We have been doing several large vessel interior refits at the shop lately and the crew has become proficient at wrapping panels and dealing with headliner, carpet, and foams, so I decided to go ahead and build the cushions in house rather than taking the easier futon route.
We bought some medium flex high density foam and set to templating the settee bunks.
We stacked 2x4's two high to simulate the thickness of the foam. This allowed for the angled seat-back and ensured the top of the foam would not be too narrow due to the angle.
We used the wood strips and hot glue gun method and made a template in the usual way then took it below and laid it on the foam and drew it out with a felt pen. An electric knife was purchased from the local Wal-mart kitchen center and was used to cut the foam.....it goes through the foam like a hot knife through butter!
The 13 degree seat back angle was cut "free style" by holding the knife at an angle and following the line we drew. It worked ok but I might make a jig for the angles on the rest of the cushions to get a more accurate cut.

Tuesday, August 10, 2010


Lately we have been making trim and installing it in the boat. Its a very rewarding job and I have an ear to ear grin after each piece goes in as we stand back and admire our handy-work.
We made most of the trim out of Jatoba (Brazilian cherry) milling down the twenty foot long by six inch planks we bought over a year ago for this purpose. The wood is very dense and brutal on our tools. It dulls saw blades and smooths out sand paper very quickly compared to teak or mahogany. When using the router table to shape the pieces it would go along just fine and then randomly catch the grain just right and throw a chunk out of the piece on occasion. The Tech would utter a few colorful metaphors and start all over again, saving what he could in the hope it could be used elsewhere.

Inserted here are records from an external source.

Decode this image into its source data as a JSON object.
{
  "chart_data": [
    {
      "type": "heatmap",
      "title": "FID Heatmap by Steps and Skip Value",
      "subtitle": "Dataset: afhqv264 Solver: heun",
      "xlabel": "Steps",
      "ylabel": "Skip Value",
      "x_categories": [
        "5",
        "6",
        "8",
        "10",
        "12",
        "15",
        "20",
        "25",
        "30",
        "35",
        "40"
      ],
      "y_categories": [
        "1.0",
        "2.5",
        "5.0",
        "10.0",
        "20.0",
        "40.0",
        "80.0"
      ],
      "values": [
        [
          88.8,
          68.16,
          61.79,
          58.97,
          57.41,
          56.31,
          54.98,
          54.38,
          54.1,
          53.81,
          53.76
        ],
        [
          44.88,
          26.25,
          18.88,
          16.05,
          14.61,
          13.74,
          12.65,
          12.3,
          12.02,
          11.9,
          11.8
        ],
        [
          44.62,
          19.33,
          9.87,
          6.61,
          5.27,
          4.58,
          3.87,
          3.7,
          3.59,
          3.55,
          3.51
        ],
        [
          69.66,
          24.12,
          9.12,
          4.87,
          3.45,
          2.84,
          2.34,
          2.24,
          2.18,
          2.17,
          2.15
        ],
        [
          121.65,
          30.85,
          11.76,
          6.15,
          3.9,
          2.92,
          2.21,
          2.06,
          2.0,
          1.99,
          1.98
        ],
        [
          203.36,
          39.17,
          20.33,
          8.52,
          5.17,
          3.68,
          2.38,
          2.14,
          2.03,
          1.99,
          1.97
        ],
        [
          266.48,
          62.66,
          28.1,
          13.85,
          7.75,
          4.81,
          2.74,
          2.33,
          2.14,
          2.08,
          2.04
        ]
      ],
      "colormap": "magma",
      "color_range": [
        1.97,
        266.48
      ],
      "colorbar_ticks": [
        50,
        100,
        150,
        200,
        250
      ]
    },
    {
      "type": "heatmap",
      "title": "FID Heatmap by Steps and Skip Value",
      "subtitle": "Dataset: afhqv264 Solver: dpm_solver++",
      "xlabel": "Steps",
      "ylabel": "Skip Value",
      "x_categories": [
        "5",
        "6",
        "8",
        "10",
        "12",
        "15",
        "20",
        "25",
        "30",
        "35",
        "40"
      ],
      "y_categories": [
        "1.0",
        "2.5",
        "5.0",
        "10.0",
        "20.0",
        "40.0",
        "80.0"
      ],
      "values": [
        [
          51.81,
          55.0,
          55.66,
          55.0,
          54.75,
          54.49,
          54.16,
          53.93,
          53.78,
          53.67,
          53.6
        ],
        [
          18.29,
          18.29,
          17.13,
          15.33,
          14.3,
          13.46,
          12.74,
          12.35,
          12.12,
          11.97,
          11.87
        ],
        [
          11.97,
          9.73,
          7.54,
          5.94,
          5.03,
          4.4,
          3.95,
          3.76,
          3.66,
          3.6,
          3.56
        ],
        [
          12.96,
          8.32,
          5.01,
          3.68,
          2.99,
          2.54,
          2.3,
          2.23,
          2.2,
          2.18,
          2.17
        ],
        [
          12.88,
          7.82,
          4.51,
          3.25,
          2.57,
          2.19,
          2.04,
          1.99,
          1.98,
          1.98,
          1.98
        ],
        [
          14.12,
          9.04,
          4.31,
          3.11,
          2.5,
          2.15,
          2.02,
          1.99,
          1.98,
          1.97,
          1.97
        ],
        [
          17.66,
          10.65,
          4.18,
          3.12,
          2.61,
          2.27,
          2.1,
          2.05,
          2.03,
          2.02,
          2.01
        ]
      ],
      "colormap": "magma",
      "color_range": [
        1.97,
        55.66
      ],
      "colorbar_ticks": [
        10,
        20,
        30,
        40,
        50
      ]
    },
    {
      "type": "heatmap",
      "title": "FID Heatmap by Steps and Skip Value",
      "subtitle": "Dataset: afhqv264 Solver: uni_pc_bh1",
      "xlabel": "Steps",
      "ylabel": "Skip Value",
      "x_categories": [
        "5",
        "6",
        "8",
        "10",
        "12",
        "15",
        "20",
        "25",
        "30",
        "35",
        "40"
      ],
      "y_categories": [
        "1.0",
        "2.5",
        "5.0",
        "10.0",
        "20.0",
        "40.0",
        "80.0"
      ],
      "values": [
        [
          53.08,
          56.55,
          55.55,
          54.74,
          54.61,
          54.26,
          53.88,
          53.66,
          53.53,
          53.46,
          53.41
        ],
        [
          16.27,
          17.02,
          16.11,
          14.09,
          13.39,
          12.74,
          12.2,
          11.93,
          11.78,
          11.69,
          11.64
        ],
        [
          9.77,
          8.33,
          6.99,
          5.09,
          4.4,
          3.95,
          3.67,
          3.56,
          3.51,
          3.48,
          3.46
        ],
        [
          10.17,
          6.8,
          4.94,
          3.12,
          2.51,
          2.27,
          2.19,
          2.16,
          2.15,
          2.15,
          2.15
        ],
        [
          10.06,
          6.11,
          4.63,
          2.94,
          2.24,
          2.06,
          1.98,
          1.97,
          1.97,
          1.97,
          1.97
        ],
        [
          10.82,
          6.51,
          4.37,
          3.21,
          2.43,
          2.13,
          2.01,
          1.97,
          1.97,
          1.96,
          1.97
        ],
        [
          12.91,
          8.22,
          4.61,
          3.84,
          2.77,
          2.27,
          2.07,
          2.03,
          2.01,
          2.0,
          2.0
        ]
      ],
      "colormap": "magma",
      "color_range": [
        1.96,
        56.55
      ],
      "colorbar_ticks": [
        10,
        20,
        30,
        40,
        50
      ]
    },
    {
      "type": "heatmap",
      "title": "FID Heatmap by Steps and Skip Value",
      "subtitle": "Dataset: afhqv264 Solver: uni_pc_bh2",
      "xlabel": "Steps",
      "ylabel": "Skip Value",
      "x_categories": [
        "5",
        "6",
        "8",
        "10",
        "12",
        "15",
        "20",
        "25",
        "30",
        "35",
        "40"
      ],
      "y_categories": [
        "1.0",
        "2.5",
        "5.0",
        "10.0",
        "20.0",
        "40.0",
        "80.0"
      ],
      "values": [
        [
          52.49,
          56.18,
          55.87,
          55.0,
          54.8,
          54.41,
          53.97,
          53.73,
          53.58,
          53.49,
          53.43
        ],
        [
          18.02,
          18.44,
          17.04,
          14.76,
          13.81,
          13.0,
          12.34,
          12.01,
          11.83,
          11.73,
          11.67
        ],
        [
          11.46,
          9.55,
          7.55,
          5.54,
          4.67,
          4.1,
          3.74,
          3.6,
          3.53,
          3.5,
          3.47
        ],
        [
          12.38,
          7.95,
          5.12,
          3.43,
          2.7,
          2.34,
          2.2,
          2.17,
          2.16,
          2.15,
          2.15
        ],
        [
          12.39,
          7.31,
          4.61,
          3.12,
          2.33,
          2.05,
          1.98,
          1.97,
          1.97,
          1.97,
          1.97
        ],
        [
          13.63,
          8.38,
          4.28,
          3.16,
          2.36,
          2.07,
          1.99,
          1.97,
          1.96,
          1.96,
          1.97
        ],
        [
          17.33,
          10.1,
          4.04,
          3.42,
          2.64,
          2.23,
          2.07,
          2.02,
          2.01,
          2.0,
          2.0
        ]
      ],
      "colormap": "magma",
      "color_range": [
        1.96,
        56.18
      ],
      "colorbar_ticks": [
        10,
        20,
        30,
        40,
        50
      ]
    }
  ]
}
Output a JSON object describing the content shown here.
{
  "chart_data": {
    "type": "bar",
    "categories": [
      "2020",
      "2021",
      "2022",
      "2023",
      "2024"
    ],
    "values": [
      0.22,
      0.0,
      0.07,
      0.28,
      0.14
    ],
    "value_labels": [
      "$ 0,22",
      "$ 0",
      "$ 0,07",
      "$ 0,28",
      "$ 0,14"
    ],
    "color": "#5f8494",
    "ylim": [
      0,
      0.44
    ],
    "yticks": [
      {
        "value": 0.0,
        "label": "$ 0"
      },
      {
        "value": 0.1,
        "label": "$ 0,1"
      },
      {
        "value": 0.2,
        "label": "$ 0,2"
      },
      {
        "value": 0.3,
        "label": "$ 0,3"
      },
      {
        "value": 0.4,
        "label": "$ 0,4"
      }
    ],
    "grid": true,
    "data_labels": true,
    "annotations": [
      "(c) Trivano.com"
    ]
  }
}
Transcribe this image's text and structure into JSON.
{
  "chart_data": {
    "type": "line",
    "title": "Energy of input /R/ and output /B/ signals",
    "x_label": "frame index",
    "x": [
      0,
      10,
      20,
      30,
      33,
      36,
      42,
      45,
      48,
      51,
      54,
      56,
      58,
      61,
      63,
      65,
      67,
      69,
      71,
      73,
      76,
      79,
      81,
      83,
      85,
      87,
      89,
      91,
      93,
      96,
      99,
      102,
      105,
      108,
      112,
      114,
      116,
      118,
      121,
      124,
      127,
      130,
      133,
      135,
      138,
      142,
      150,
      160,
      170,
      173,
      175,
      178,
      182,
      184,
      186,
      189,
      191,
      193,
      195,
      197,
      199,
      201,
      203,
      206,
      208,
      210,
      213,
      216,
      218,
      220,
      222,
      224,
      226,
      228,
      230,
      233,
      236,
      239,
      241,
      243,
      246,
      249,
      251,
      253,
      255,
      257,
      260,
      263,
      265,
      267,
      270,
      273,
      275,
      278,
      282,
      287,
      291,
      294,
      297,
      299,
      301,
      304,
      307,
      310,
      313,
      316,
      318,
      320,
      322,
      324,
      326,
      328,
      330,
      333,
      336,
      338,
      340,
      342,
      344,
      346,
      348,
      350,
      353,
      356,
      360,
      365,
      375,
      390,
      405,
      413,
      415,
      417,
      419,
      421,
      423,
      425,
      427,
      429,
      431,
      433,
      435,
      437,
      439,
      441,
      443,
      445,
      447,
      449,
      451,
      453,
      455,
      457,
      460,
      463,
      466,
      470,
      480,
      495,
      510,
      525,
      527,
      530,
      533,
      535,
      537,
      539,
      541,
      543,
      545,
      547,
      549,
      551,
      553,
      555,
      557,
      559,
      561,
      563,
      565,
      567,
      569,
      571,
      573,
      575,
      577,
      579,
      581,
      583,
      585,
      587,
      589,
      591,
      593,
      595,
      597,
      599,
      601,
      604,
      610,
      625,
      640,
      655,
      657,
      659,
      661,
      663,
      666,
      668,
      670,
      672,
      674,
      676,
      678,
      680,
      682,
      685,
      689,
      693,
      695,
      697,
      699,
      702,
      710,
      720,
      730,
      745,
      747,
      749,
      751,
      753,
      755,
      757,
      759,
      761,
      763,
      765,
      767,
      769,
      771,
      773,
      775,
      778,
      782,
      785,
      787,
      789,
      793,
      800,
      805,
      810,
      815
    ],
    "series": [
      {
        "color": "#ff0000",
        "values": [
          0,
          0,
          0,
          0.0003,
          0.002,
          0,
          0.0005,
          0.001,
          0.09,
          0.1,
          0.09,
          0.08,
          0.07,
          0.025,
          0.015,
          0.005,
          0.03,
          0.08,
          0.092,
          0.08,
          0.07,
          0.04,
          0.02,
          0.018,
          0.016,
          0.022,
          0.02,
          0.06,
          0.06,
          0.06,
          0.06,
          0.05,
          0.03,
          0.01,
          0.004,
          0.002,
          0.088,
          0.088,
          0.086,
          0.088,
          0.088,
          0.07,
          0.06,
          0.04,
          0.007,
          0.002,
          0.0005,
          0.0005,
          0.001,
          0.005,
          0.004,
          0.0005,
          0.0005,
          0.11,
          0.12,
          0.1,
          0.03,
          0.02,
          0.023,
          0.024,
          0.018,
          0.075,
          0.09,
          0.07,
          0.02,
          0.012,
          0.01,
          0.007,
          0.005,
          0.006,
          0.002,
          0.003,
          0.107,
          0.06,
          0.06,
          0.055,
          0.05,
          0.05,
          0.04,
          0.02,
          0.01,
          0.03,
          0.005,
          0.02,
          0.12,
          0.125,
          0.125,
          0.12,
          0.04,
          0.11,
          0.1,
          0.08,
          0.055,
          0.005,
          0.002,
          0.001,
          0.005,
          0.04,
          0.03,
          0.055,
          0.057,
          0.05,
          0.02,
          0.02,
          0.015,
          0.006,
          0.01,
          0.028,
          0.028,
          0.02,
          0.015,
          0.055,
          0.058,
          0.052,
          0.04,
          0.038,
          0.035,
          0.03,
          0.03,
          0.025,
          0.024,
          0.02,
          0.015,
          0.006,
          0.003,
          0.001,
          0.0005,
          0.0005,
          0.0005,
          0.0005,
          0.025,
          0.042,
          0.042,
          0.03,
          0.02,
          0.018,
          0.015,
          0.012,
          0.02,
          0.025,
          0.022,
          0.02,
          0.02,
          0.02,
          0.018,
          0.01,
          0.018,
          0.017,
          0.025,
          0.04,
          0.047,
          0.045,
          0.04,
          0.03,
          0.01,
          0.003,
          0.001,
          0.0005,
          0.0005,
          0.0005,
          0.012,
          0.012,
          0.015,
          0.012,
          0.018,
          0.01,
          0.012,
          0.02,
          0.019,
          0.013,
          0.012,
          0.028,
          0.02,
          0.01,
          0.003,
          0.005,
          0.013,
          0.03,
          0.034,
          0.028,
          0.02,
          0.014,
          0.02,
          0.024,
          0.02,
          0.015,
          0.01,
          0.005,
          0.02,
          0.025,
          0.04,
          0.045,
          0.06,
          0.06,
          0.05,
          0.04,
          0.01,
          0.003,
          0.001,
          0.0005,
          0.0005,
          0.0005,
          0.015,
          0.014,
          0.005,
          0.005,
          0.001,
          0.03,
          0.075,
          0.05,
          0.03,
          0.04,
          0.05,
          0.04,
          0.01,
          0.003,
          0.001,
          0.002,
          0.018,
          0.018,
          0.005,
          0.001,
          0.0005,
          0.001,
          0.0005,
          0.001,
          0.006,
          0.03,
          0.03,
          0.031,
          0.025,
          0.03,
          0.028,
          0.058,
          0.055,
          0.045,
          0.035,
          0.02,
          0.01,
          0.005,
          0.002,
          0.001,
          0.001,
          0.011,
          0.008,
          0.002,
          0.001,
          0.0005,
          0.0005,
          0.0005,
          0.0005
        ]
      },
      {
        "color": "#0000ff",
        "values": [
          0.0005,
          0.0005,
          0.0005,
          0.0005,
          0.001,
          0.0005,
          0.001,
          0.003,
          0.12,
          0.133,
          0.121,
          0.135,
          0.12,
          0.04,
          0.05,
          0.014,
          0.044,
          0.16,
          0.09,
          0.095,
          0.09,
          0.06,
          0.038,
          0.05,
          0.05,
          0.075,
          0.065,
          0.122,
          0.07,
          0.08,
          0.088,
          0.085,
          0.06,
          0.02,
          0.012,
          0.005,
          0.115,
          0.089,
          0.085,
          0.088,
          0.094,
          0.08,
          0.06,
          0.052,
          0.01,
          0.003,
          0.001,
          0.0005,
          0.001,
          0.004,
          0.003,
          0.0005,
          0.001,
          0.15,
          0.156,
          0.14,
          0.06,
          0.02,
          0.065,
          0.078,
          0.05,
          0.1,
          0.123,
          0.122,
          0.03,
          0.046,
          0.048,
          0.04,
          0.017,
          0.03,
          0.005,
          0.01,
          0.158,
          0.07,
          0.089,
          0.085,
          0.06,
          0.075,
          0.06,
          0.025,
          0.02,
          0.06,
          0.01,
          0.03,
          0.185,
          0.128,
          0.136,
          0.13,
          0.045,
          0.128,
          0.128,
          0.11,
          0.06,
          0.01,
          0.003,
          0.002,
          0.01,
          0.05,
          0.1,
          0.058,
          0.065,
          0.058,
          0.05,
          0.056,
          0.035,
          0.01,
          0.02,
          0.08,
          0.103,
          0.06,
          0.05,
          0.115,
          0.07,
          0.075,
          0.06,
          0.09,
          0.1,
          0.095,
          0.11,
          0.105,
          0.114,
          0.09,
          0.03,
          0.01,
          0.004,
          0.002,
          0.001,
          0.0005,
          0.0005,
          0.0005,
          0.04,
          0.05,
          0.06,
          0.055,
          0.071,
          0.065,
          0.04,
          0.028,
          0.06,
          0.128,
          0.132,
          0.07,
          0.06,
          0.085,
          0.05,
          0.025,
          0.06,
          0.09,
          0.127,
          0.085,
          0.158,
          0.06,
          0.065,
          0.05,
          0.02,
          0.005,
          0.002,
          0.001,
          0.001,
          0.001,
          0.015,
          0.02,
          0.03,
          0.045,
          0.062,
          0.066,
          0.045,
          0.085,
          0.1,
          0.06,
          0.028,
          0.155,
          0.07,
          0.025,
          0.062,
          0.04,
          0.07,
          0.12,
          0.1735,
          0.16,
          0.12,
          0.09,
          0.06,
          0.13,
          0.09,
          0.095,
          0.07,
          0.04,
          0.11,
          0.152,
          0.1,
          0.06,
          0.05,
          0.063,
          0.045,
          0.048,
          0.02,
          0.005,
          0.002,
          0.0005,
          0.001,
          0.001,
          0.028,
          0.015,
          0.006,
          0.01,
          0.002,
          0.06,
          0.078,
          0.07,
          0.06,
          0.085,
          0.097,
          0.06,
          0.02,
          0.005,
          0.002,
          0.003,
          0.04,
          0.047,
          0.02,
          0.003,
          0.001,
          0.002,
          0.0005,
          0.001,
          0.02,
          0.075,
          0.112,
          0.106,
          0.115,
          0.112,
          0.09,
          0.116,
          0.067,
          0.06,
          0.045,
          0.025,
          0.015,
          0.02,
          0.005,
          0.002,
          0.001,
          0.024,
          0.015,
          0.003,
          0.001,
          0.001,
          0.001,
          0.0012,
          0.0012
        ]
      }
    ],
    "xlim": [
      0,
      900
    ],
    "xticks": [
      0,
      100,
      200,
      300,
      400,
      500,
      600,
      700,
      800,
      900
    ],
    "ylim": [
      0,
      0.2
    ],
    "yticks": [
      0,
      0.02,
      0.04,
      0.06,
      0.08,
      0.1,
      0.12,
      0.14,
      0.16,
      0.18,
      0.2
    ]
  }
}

It didn't seem to matter what depth or what shape of bit was used, or if it was new or old, every now and then it would throw a chip out and we got used to the fact.
Sometimes it enabled us to get creative as with the vertical trim going into the head....it threw a chip on the last run through after the piece had been milled and almost completely formed. We didn't want to start over so we cut a forty-five degree bevel along the one side of the face where the chip was. In the end we all liked it better than the original, it made the profile on the face look a little narrower and it balanced visually with the piece on the other side of the door frame.
When we milled the boards down we typically used the table saw to get the rough dimensions and then ran the boards though the thickness planer. After that it was shaped using the table saw and router table and then sanded starting with 80 grit and working up to 600 grit. All the pieces have soft corners with varying degrees of raduis on them. The radius had to be hand sanded and we quickly learned to wear gloves as the wood had fine splinters that were needle sharp that would cause a nasty sliver to the bare hand. Once the finish was applied the grain toughened right up and by the time we got six or seven coats on and the final 600 grit sanding done it was like polishing glass. The look was worth the hard work to get there!